Zvi Lando: The CEP just reduced the interest rates as the main catalyst. I'll maybe add to one of those comments, just two additional comments. The element of increased electricity usage, the trend towards heat pumps and EVs in Europe is there. It's not at the rate that it was, and maybe not at the rate that was expected, but it is still there. And with that comes the complexity and grid management. And that you definitely see more and more regions and countries in Europe that are moving to all kinds of more complex rate structures and varying rate.
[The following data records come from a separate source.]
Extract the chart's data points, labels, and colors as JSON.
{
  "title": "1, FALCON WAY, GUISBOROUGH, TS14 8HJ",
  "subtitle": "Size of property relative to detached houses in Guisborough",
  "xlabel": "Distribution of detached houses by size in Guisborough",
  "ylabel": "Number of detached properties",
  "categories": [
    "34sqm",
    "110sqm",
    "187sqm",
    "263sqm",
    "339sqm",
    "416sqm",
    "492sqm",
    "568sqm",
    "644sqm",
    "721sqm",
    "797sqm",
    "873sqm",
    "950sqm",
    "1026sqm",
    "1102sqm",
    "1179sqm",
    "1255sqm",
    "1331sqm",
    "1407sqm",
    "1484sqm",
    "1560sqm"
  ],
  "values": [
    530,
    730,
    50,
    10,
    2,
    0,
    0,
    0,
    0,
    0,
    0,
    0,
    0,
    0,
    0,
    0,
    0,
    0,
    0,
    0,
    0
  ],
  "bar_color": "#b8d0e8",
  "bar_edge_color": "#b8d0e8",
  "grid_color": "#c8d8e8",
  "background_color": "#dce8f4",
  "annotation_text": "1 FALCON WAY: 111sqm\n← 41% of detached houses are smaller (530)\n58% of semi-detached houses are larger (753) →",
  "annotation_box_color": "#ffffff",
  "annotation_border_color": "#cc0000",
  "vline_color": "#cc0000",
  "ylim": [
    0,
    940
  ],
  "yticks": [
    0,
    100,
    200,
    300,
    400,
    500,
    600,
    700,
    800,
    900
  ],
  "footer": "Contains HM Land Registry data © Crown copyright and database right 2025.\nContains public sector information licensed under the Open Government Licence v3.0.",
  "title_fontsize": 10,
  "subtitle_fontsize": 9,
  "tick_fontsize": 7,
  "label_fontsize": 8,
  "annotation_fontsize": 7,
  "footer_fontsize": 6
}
And we see this every time we release a feature like maximizing self-consumption or negative rate optimization or other such features that you get thousands of registrations within a short period because there's a wide variation of complex rate structures across Europe.
Zvi Lando: And that will only increase, and that is pushing people towards controlling their own destiny as well.
Zvi Lando: And all of that said is on the residential side; the commercial side in Europe has an additional driver to everything that we said before, which is decarbonization and ESG, which is still high on the regulatory and political agenda in Europe. And with that is the expectation that the commercial market will be in Europe. We'll, at some points, resume faster growth.
Cassie Harrison: We'll return next to Cassie Harrington. Excuse me, Harrison with Piper Sandler. Thanks for taking my follow-up, and thanks for answering the margin question I run. So my follow-up is on the on the sell-through. I think you flagged 520 million of sell-through in 2Q. Can you give us a sense of the geographic mix? And then how much do you expect to drain the channel in 3Q? I think you said 275 in 2Q, just trying to think about that number in 3Q as well. Thank you. Yeah, Cassie, we're just pulling up the notes to answer the question on the sell-through.
Ronen Faier: I think it was probably on the remaining that is not international markets, which was the $55 million or so out of the 520. The remaining is probably about 60-40% towards Europe, I think from a percentage point of view. So I think it's about 60% of that was Europe, and 40% was US, roughly.
Ronen Faier: In terms of inventory clearing in the third quarter, we expect it to be maybe flat, maybe a little bit lower in that type of range as it was in the second quarter.
Zvi Lando: With another question holding, I would now turn the program back over to CV Lando for any additional or closing remarks. Thank you, Jason, and I just wanted to thank everybody for joining us on our call today and wishing everyone a good evening. Thank you.
Unknown Executive: That does conclude today's program. We thank you for your participation.
Unknown Executive: You may disconnect at this time.